La maestría de la anti-heteronormatividad. De los castrati a los contratenores

bmowi4lfpEl ser humano, desde sus inicios hasta la actualidad, ha estado ligado a la producción de música y/o ritmos. Progresivamente, hemos ido perfeccionando diversos utensilios (metal, madera) utilizados a modo de instrumentos musicales hasta alcanzar las más finas y perfectas sonoridades siendo algunos éstos de cuerda, viento o de percusión… Mientras que al comienzo, la música se caracterizaba por sonidos monofónicos sencillos, progresivamente, fue adquiriendo mayor complejidad transformándose en polifónica. Con el transcurrir de los años, hemos ido consiguiendo desarrollar nuestra forma de crear música, sobre todo, en los últimos tres siglos, que han supuesto una transformación colosal en los aspectos armónico, melódico, estructural y rítmico, respecto de los anteriores. En dicha evolución de nuestra forma de producir y reproducir música, ha habido a lo largo de los siglos de historia numerosas polémicas por las estructuras, estilos, los temas y por ciertas formas de transgresión musical. Han sido estas transgresiones las que han dado lugar al avance creativo hasta llegar a la polémica música contemporánea.

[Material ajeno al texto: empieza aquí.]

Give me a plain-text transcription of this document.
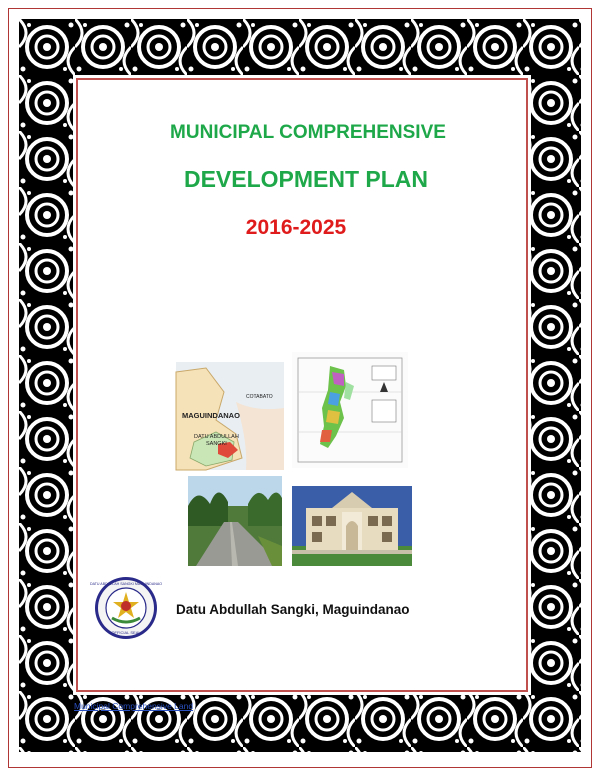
MUNICIPAL COMPREHENSIVE
DEVELOPMENT PLAN
2016-2025
MAGUINDANAO
COTABATO
DATU ABDULLAH
SANGKI
DATU ABDULLAH SANGKI MAGUINDANAO
OFFICIAL SEAL
Datu Abdullah Sangki, Maguindanao
Municipal Comprehensive Land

Pero en este artículo, quisiera tratar uno de los fenómenos más espeluznantes y a la vez asombrosos, como es el de los llamados ‘castrati’. Es un fenómeno tan exitoso que, una vez desaparecido surge, a modo de sustitución, los llamados ‘contratenores’. Pero, ¿quiénes eran los ‘castrati’? ¿Por qué eran tan admirados y codiciados? El castrato (en plural castrati), era un cantante que en su niñez había visto sus testículos mutilados (lo que se denomina ‘orquiectomía’) para que en la edad adulta, pudiera mantener su voz aguda (por falta de hormonación y el no descenso de la laringe) pero con un tórax potente de adulto. La mutilación testicular se llevaba a cabo en niños que ya hubiesen demostrado habilidades en canto y a los que se entrenaba en la complicada técnica vocal. Tan preciados eran, que se estima que entre 1720 y 1730 más de 4.000 niños al año fueron castrados con el consentimiento de sus padres con la esperanza de evitar la situación de pobreza de sus familias. Esta práctica que se comenzó a realizar, según un archivo de la Fundación Juan March, a principios del XVI en España, felizmente desapareció a mediados del siglo XIX.

tinComo hemos dicho, entre el s. XVI y el s. XIX los castrati eran inmensamente valorados por sus voces conservadas y educadas estrictamente desde la infancia. Los maestros de mayor categoría exigían agilidad, dominio de la ornamentación, control respiratorio, expresión de los afectos y fusión de registros, por lo que quien se educaba con ellos, tenía el éxito prácticamente asegurado. Uno de los castrato más famoso en sus más de tres siglos de historia, fue Carlo Broschi, conocido más comúnmente por su nombre artístico: Farinelli (1705- 1782), quien triunfó ampliamente en las cortes de Europa destacando Italia, Londres y España. Es por ello, que su biografía ha quedado fielmente estudiada y reflejada en diversos artículos y libros, llegándose a realizar una película sobre el castrato.

Sin embargo, no debemos olvidar que los castrati surgen, entre otras cosas, debido a un machismo desenfrenado que no permitía a las (cuerpos leídos) mujeres educar su voz para ser cantantes, y por tanto, no se podían alcanzar voces agudas que complementaran a las voces graves (asociadas socialmente a ‘lo masculino’ o ‘lo viril’).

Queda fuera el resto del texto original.